I went into one of the docs, resaved it, and changed Encoding to UTF-8 and the little squares are now gone and the punctuation appears normally. Now to make the change on ALL of them…
Still, why would it have done this when the charset was already set to utf-8?
Still, why would it have done this when the charset was already set to utf-8?
Because your meta tag will never mean anything if it doesn’t match the server…
but even if the server was also sending utf-8 but your document wasn’t saved as utf-8 then there is a mismatch… now the browser is trying to view an ANSI document but is told it’s utf-8…
kinda like hearing someone read Dutch words out loud but with English pronunciation… any Dutch person listening would not understand all of it and would be doing a lot of guessing which words were what.

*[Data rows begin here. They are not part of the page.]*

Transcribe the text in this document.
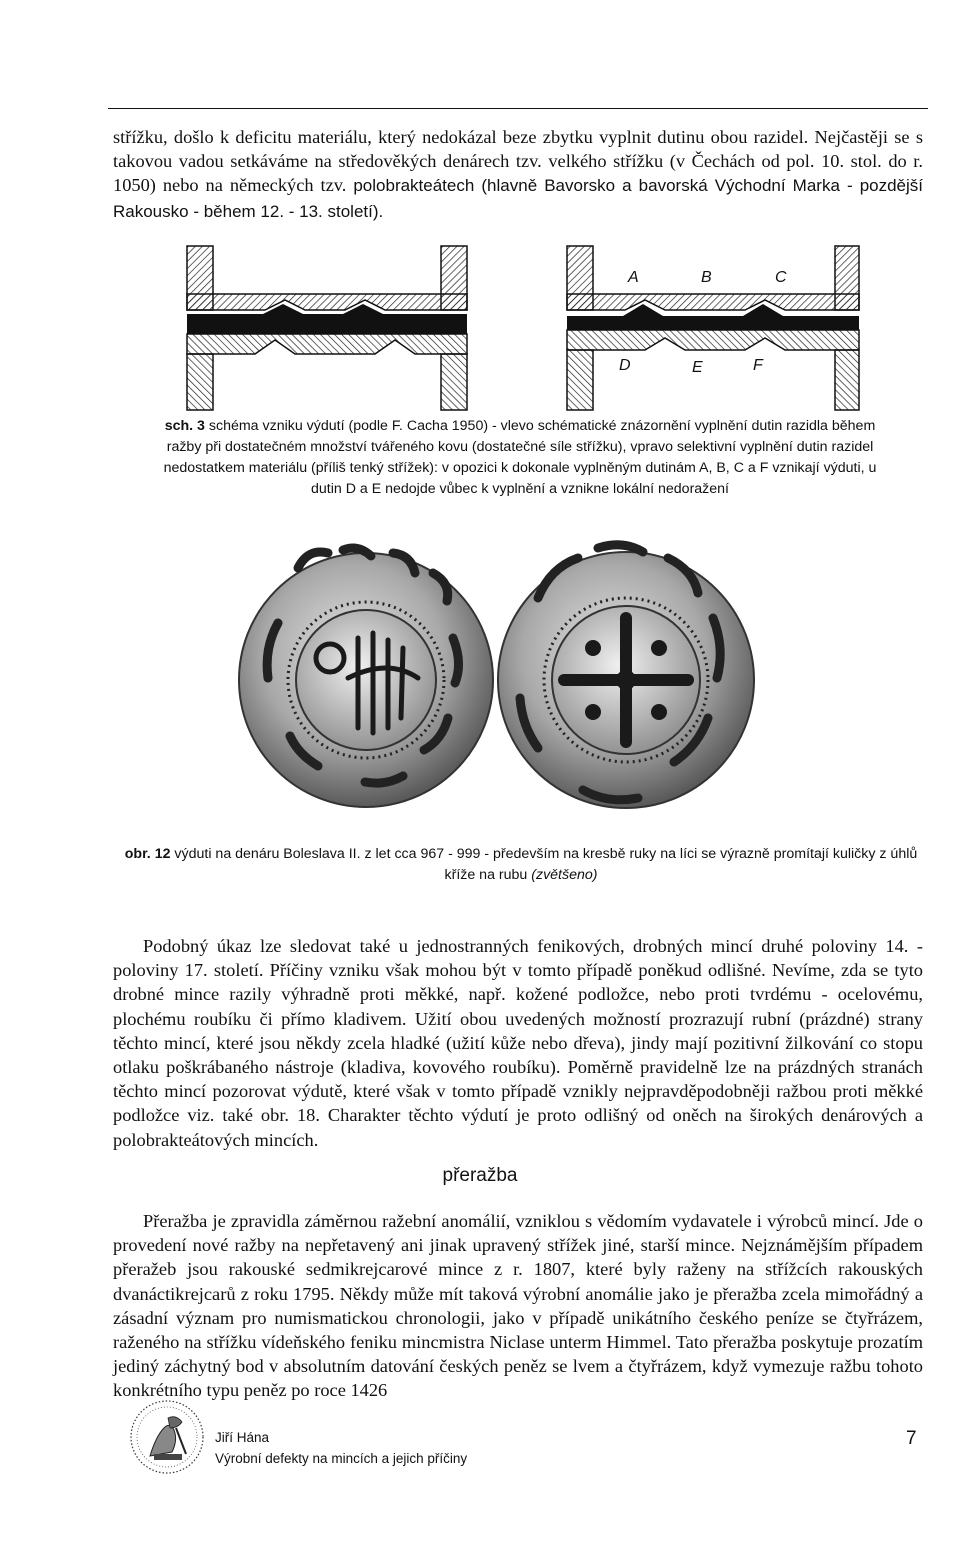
střížku, došlo k deficitu materiálu, který nedokázal beze zbytku vyplnit dutinu obou razidel. Nejčastěji se s takovou vadou setkáváme na středověkých denárech tzv. velkého střížku (v Čechách od pol. 10. stol. do r. 1050) nebo na německých tzv. polobrakteátech (hlavně Bavorsko a bavorská Východní Marka - pozdější Rakousko - během 12. - 13. století).

A	B	C
D	E	F

sch. 3 schéma vzniku výdutí (podle F. Cacha 1950) - vlevo schématické znázornění vyplnění dutin razidla během ražby při dostatečném množství tvářeného kovu (dostatečné síle střížku), vpravo selektivní vyplnění dutin razidel nedostatkem materiálu (příliš tenký střížek): v opozici k dokonale vyplněným dutinám A, B, C a F vznikají výduti, u dutin D a E nedojde vůbec k vyplnění a vznikne lokální nedoražení

obr. 12 výduti na denáru Boleslava II. z let cca 967 - 999 - především na kresbě ruky na líci se výrazně promítají kuličky z úhlů kříže na rubu (zvětšeno)

Podobný úkaz lze sledovat také u jednostranných fenikových, drobných mincí druhé poloviny 14. - poloviny 17. století. Příčiny vzniku však mohou být v tomto případě poněkud odlišné. Nevíme, zda se tyto drobné mince razily výhradně proti měkké, např. kožené podložce, nebo proti tvrdému - ocelovému, plochému roubíku či přímo kladivem. Užití obou uvedených možností prozrazují rubní (prázdné) strany těchto mincí, které jsou někdy zcela hladké (užití kůže nebo dřeva), jindy mají pozitivní žilkování co stopu otlaku poškrábaného nástroje (kladiva, kovového roubíku). Poměrně pravidelně lze na prázdných stranách těchto mincí pozorovat výdutě, které však v tomto případě vznikly nejpravděpodobněji ražbou proti měkké podložce viz. také obr. 18. Charakter těchto výdutí je proto odlišný od oněch na širokých denárových a polobrakteátových mincích.

přeražba

Přeražba je zpravidla záměrnou ražební anomálií, vzniklou s vědomím vydavatele i výrobců mincí. Jde o provedení nové ražby na nepřetavený ani jinak upravený střížek jiné, starší mince. Nejznámějším případem přeražeb jsou rakouské sedmikrejcarové mince z r. 1807, které byly raženy na střížcích rakouských dvanáctikrejcarů z roku 1795. Někdy může mít taková výrobní anomálie jako je přeražba zcela mimořádný a zásadní význam pro numismatickou chronologii, jako v případě unikátního českého peníze se čtyřrázem, raženého na střížku vídeňského feniku mincmistra Niclase unterm Himmel. Tato přeražba poskytuje prozatím jediný záchytný bod v absolutním datování českých peněz se lvem a čtyřrázem, když vymezuje ražbu tohoto konkrétního typu peněz po roce 1426

Jiří Hána

Výrobní defekty na mincích a jejich příčiny

7
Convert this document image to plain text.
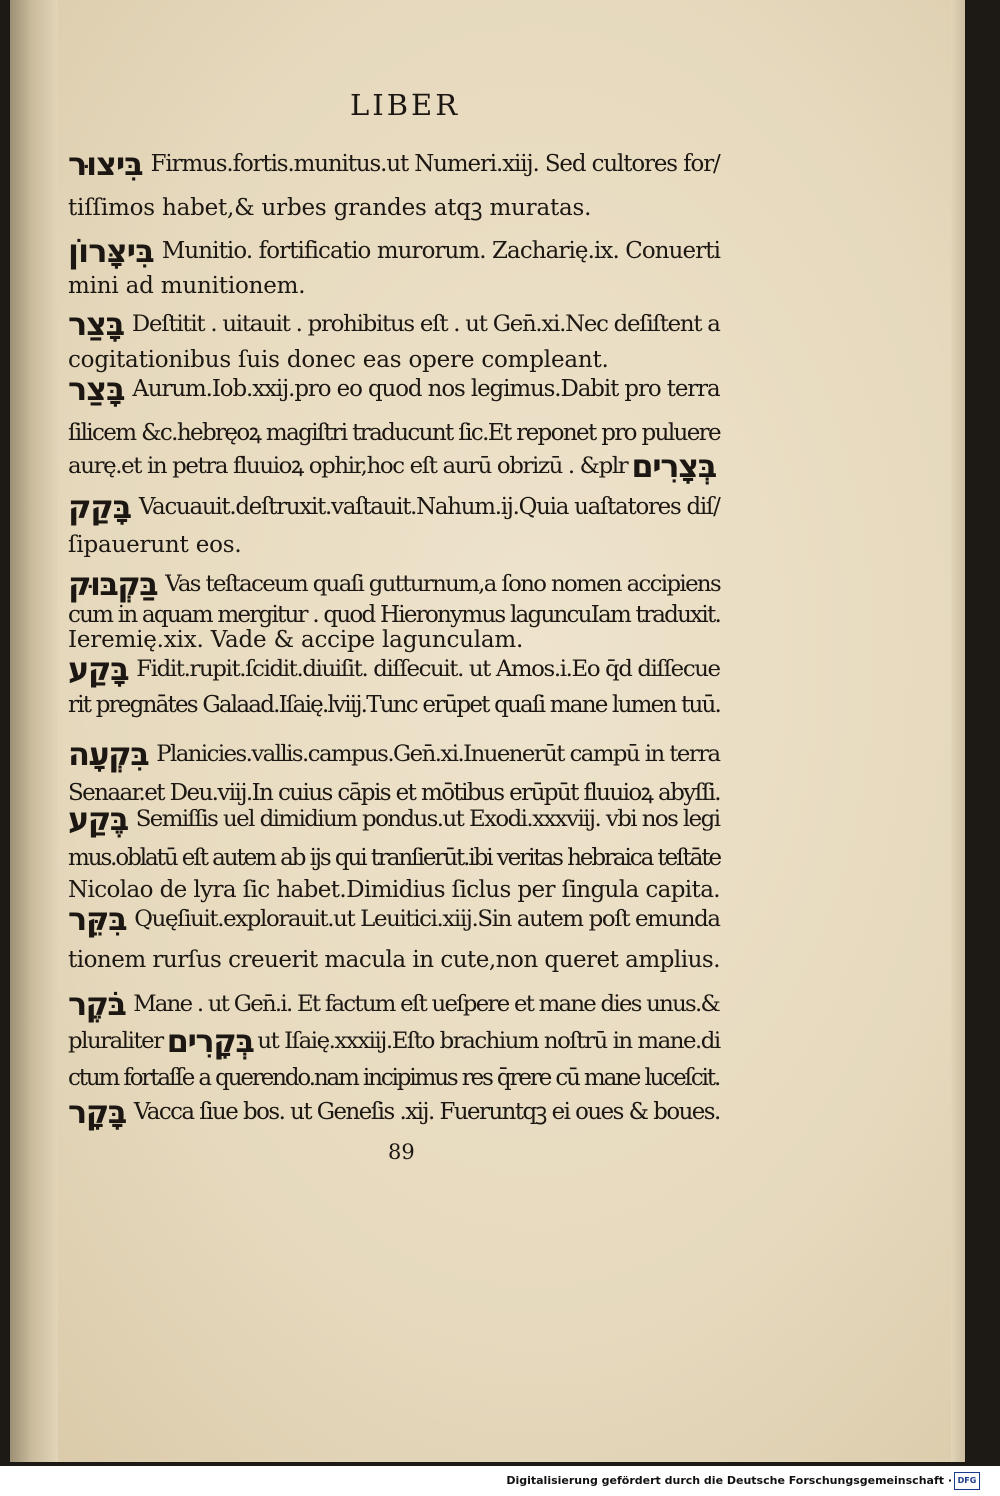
LIBER
בִּיצוּר Firmus.fortis.munitus.ut Numeri.xiij. Sed cultores for/
tiſſimos habet,& urbes grandes atqꝫ muratas.
בִּיצָּרוֹן Munitio. fortificatio murorum. Zacharię.ix. Conuerti
mini ad munitionem.
בָּצַר Deſtitit . uitauit . prohibitus eſt . ut Gen̄.xi.Nec deſiſtent a
cogitationibus ſuis donec eas opere compleant.
בָּצַר Aurum.Iob.xxij.pro eo quod nos legimus.Dabit pro terra
ſilicem &c.hebręoꝝ magiſtri traducunt ſic.Et reponet pro puluere
aurę.et in petra fluuioꝝ ophir,hoc eſt aurū obrizū . &plr בְּצָרִים
בָּקַק Vacuauit.deſtruxit.vaſtauit.Nahum.ij.Quia uaſtatores diſ/
ſipauerunt eos.
בַּקְבּוּק Vas teſtaceum quaſi gutturnum,a ſono nomen accipiens
cum in aquam mergitur . quod Hieronymus laguncuIam traduxit.
Ieremię.xix. Vade & accipe lagunculam.
בָּקַע Fidit.rupit.ſcidit.diuiſit. diſſecuit. ut Amos.i.Eo q̄d diſſecue
rit pregnātes Galaad.Iſaię.lviij.Tunc erūpet quaſi mane lumen tuū.
בִּקְעָה Planicies.vallis.campus.Gen̄.xi.Inuenerūt campū in terra
Senaar.et Deu.viij.In cuius cāpis et mōtibus erūpūt fluuioꝝ abyſſi.
בֶּקַע Semiſſis uel dimidium pondus.ut Exodi.xxxviij. vbi nos legi
mus.oblatū eſt autem ab ijs qui tranſierūt.ibi veritas hebraica teſtāte
Nicolao de lyra ſic habet.Dimidius ſiclus per ſingula capita.
בִּקֵּר Quęſiuit.explorauit.ut Leuitici.xiij.Sin autem poſt emunda
tionem rurſus creuerit macula in cute,non queret amplius.
בֹּקֶר Mane . ut Gen̄.i. Et factum eſt ueſpere et mane dies unus.&
pluraliter בְּקָרִים ut Iſaię.xxxiij.Eſto brachium noſtrū in mane.di
ctum fortaſſe a querendo.nam incipimus res q̄rere cū mane luceſcit.
בָּקָר Vacca ſiue bos. ut Geneſis .xij. Fueruntqꝫ ei oues & boues.
89
Digitalisierung gefördert durch die Deutsche Forschungsgemeinschaft · DFG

It’s not that everything has to be utf-8, but that everything has to match. (and utf-8, despite what some people say, totally works with just about everything and supports way more languages and characters than many other charsets, so we recommend the one you choose is utf-8)
If it’s a brand new site then yes change the extension to php. But it should be noted that if it’s an established site by changing your extensions you will loose any google page rank you may have at least for a while. And any in coming links will be broken.